O experimento de Paul Ekman

Será que isso é verdade? A teoria de James ganhou suporte experimental no século XX. O antropólogo Paul Ekman, conhecido por seus estudos sobre expressões faciais, fez uma descoberta surpreendente enquanto desenvolvia um método para medir os movimentos dos músculos faciais. Ele e seu colega Wallace Friesen estavam analisando como certos músculos se contraem para formar expressões típicas de emoções, como tristeza, alegria ou raiva. Durante os testes, eles perceberam algo curioso: ao contrair os músculos associados a essas expressões, começaram a sentir as emoções correspondentes de forma intensa.

Intrigados, Ekman e Friesen decidiram investigar mais a fundo. Eles realizaram um experimento no qual os participantes recebiam instruções precisas para contrair determinados músculos faciais, criando configurações típicas de emoções, como um sorriso ou uma expressão de raiva. Os pesquisadores, no entanto, não explicaram aos participantes que essas configurações estavam relacionadas a emoções. Depois de formarem as expressões faciais, os participantes foram questionados sobre como se sentiam.

Os resultados foram surpreendentes: quase todos os participantes relataram sentir emoções que correspondiam às expressões faciais que haviam adotado, mesmo sem saber que estavam imitando expressões de alegria, tristeza ou raiva.

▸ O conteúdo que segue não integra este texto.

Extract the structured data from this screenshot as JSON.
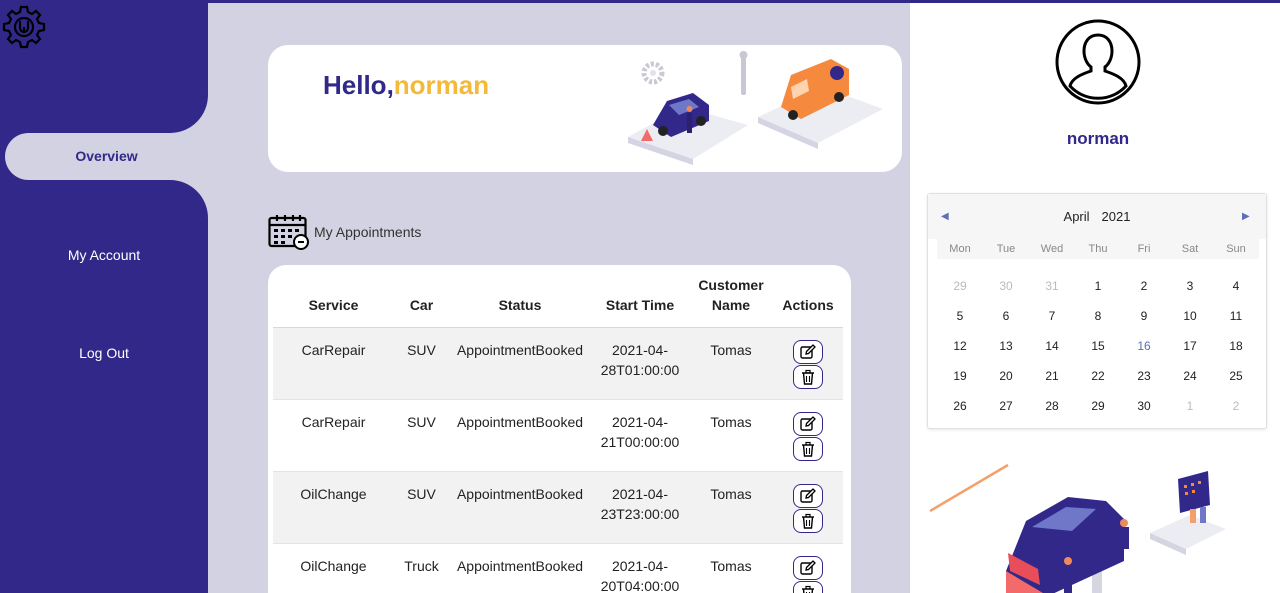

Por exemplo, aqueles que tinham formado um sorriso relataram sensações de felicidade, enquanto aqueles que fizeram expressões de raiva se sentiram irritados ou tensos.

Esse experimento reforça a ideia de que o corpo não é apenas um reflexo das emoções, mas pode desempenhar um papel ativo na sua criação. Ele também mostra como as expressões faciais, tão sutis e automáticas, têm o poder de influenciar profundamente nosso estado emocional. Assim como sugerido por William James, o ato de sorrir pode não ser apenas uma consequência da alegria, mas também sua causa.

Como podemos usar esse conhecimento a nosso favor?

Se o corpo influencia a mente tanto quanto a mente influencia o corpo, então podemos usar conscientemente essa relação a nosso favor. Em vez de esperar que as emoções desejadas surjam espontaneamente, podemos adotar comportamentos que as incentivem. Essa ideia foi defendida pelo próprio William James, que sugeriu que, para superar tendências emocionais indesejáveis, devemos “ir friamente, mas com determinação, através dos movimentos exteriores das disposições contrárias que preferimos cultivar.”

O que isso significa, na prática? Imagine que você está em um dia difícil, sentindo-se desanimado ou ansioso. Segundo James, uma estratégia eficaz seria adotar deliberadamente posturas e ações associadas a estados emocionais mais positivos. Por exemplo, “suavizar a testa, iluminar o olhar, contrair a parte dorsal do corpo em vez da ventral, falar em um tom mais animado e dar um elogio cordial.” Essas ações podem parecer artificiais no início, mas, ao longo do tempo, têm o poder de "descongelar" até mesmo o coração mais frio e trazer à tona sentimentos mais leves e agradáveis.

Experimentos modernos, como os de Paul Ekman, reforçam que mudanças sutis no comportamento, como um simples sorriso, podem desencadear emoções positivas. Esse conhecimento pode ser aplicado em diversas situações: quando estamos nervosos antes de uma apresentação, por exemplo, adotar uma postura confiante e um tom de voz firme pode ajudar a reduzir o nervosismo e nos fazer sentir mais preparados.

Em última análise, a ideia de James nos lembra que não somos reféns das nossas emoções. Ao aprender a manipular os “movimentos exteriores” — nossos gestos, expressões e comportamentos —, podemos exercer um certo controle sobre nossos estados internos. 

Referência

EVANS, Dylan. Emotion: A Very Short Introduction. Oxford: Oxford University Press, 2001.